Part 3: Kosen-rufu and World Peace
Chapter 24: The Organization for Kosen-rufu [24.4]

24.4 Expanding Our Life State

President Ikeda underscores the importance of polishing our lives through the mutual support and inspiration that come from engaging with many people.

How can we expand our life state? By expanding our human relationships.

Those who dislike being involved in the organization, who gradually close themselves off from others and prefer to be alone because they think that allows them more freedom, usually end up having difficulties of one sort or another.

Human relationships and interactions are important. We need to connect and associate with others, both within and outside the organization. Doing so expands and enriches our lives.

The great Indian thinker Rabindranath Tagore declared: “He [the human being] misses himself when isolated; he finds his own larger and truer self in his wide human relationship.”1

By isolating ourselves, we lose ourselves; it is within the broad range of human relationships that we discover our greater selves—Tagore’s insight is in tune with the Buddhist view and the ideals of the Soka Gakkai.

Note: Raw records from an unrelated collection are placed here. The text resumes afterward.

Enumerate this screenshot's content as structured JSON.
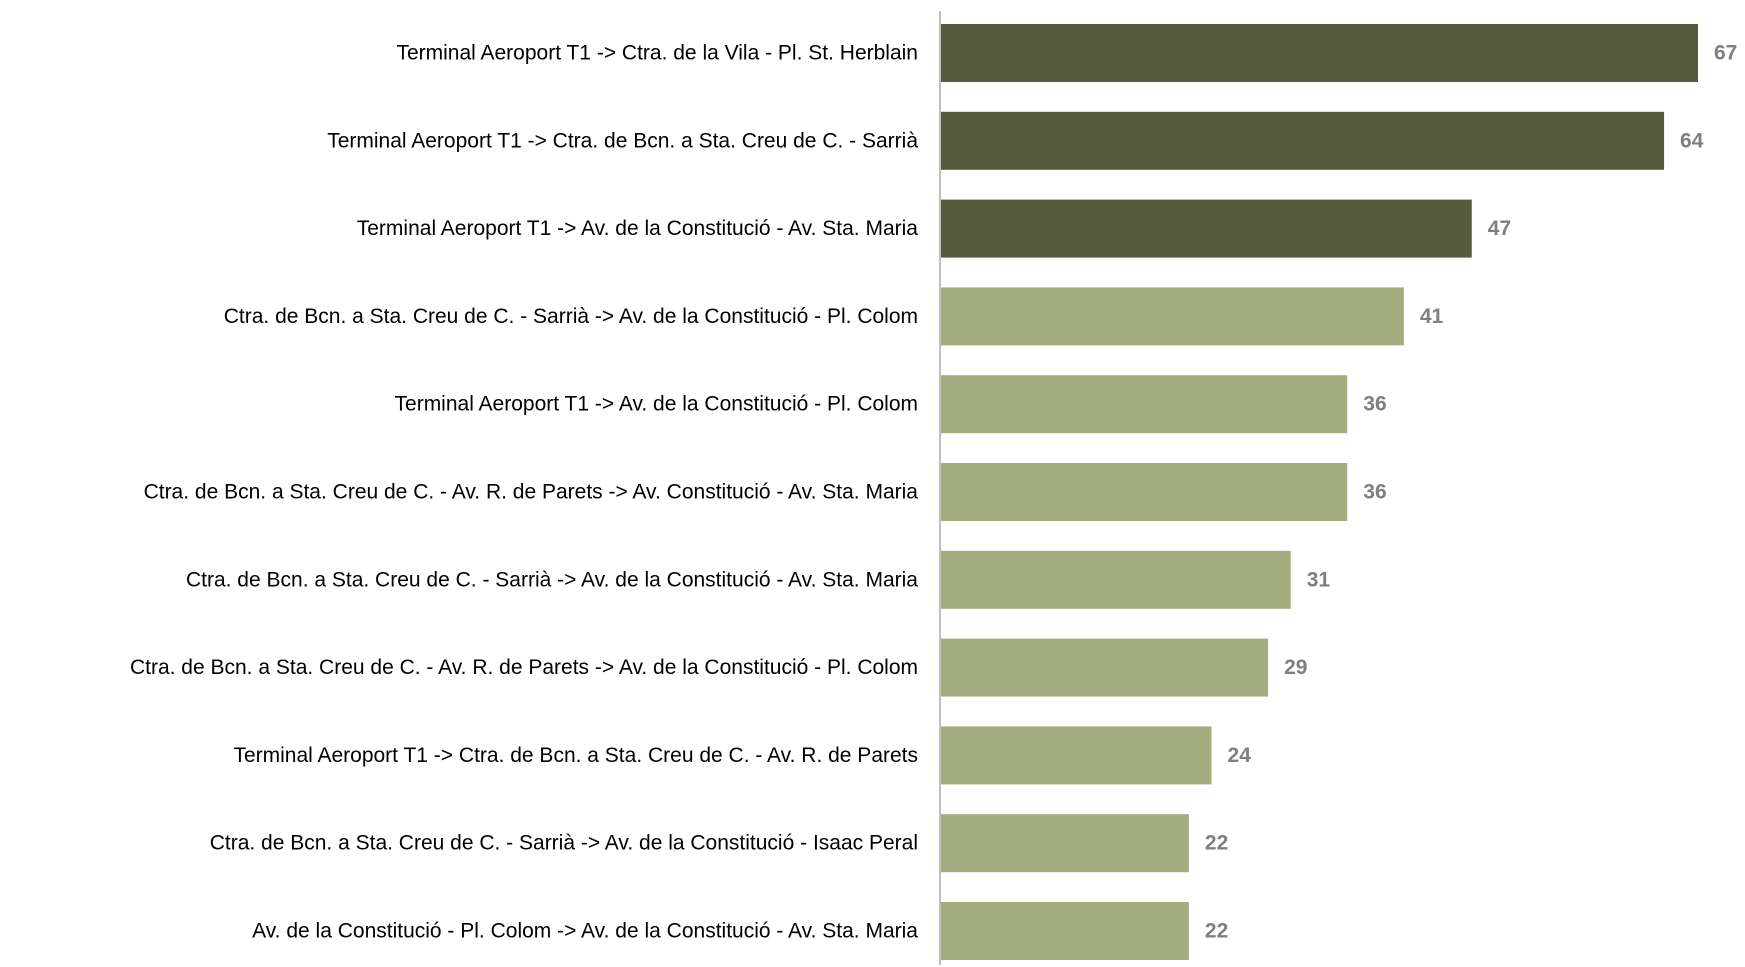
{
  "chart_data": {
    "type": "barh",
    "categories": [
      "Terminal Aeroport T1 -> Ctra. de la Vila -  Pl. St. Herblain",
      "Terminal Aeroport T1 -> Ctra. de Bcn. a Sta. Creu de C. - Sarrià",
      "Terminal Aeroport T1 -> Av. de la Constitució - Av. Sta. Maria",
      "Ctra. de Bcn. a Sta. Creu de C. - Sarrià -> Av. de la Constitució - Pl. Colom",
      "Terminal Aeroport T1 -> Av. de la Constitució - Pl. Colom",
      "Ctra. de Bcn. a Sta. Creu de C. - Av. R. de Parets -> Av. Constitució - Av. Sta. Maria",
      "Ctra. de Bcn. a Sta. Creu de C. - Sarrià -> Av. de la Constitució - Av. Sta. Maria",
      "Ctra. de Bcn. a Sta. Creu de C. - Av. R. de Parets -> Av. de la Constitució - Pl. Colom",
      "Terminal Aeroport T1 -> Ctra. de Bcn. a Sta. Creu de C. - Av. R. de Parets",
      "Ctra. de Bcn. a Sta. Creu de C. - Sarrià -> Av. de la Constitució - Isaac Peral",
      "Av. de la Constitució - Pl. Colom -> Av. de la Constitució - Av. Sta. Maria"
    ],
    "values": [
      67,
      64,
      47,
      41,
      36,
      36,
      31,
      29,
      24,
      22,
      22
    ],
    "colors": [
      "#555b3c",
      "#555b3c",
      "#555b3c",
      "#a4ad80",
      "#a4ad80",
      "#a4ad80",
      "#a4ad80",
      "#a4ad80",
      "#a4ad80",
      "#a4ad80",
      "#a4ad80"
    ]
  }
}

Genuine leaders don’t just speak in front of members at meetings or see their role only in terms of their organizational position. Rather, they are focused on their growth as human beings and on how, as human beings, they can help and support as many others as possible. Sincerely interacting with many people is what makes a true leader.

Withdrawing from human interaction leads to isolation, selfishness, narrow-mindedness, and self-absorption. Rejecting participation in the organization and interaction with others is a form of coldness, a lack of compassion, and a missed opportunity to improve ourselves in an atmosphere of mutual support and inspiration.

The German writer Johann Wolfgang von Goethe said: “It is a great folly to hope that [others] will harmonize with us. . . . For it is in conflict with natures opposed to [their] own that [human beings] must collect [their] strength to fight [their] way through; and thus all our different sides are brought out and developed, so that we soon feel ourselves a match for every foe.”2

We mustn’t avoid those who don’t seem to listen to us or who think differently from us. Part of our practice is learning to work harmoniously with such individuals and gain their understanding and support. This is how our movement as a whole advances and how we grow as individuals. We must strive to be able to engage with anyone without trepidation.

I have spoken with leaders of society around the world. The ability and strength to do so can be gained by actively forging relationships with others.

Those who strive to talk with even one more person are victors. Our victory is determined by how much energy we put into caring for and supporting others. Only by working together harmoniously with all kinds of people and inspiring them to move with us toward kosen-rufu, or world peace, can we ourselves be victorious.

From a speech at a Soka Gakkai Headquarters leaders meeting, Tokyo, July 9, 1997.

The Wisdom for Creating Happiness and Peace brings together selections from President Ikeda’s works on key themes.

  • *1Rabindranath Tagore, “The Religion of Man,” in The English Writings of Rabindranath Tagore, edited by Sisir Kumar Das, vol. 3 (New Delhi: Sahitya Akademi, 1966), p. 88.
  • *2Johann Peter Eckermann, Conversations of Goethe with Johann Peter Eckermann, translated by John Oxenford and edited by J. K. Moorhead (New York: Da Capo Press, 1998), p. 59.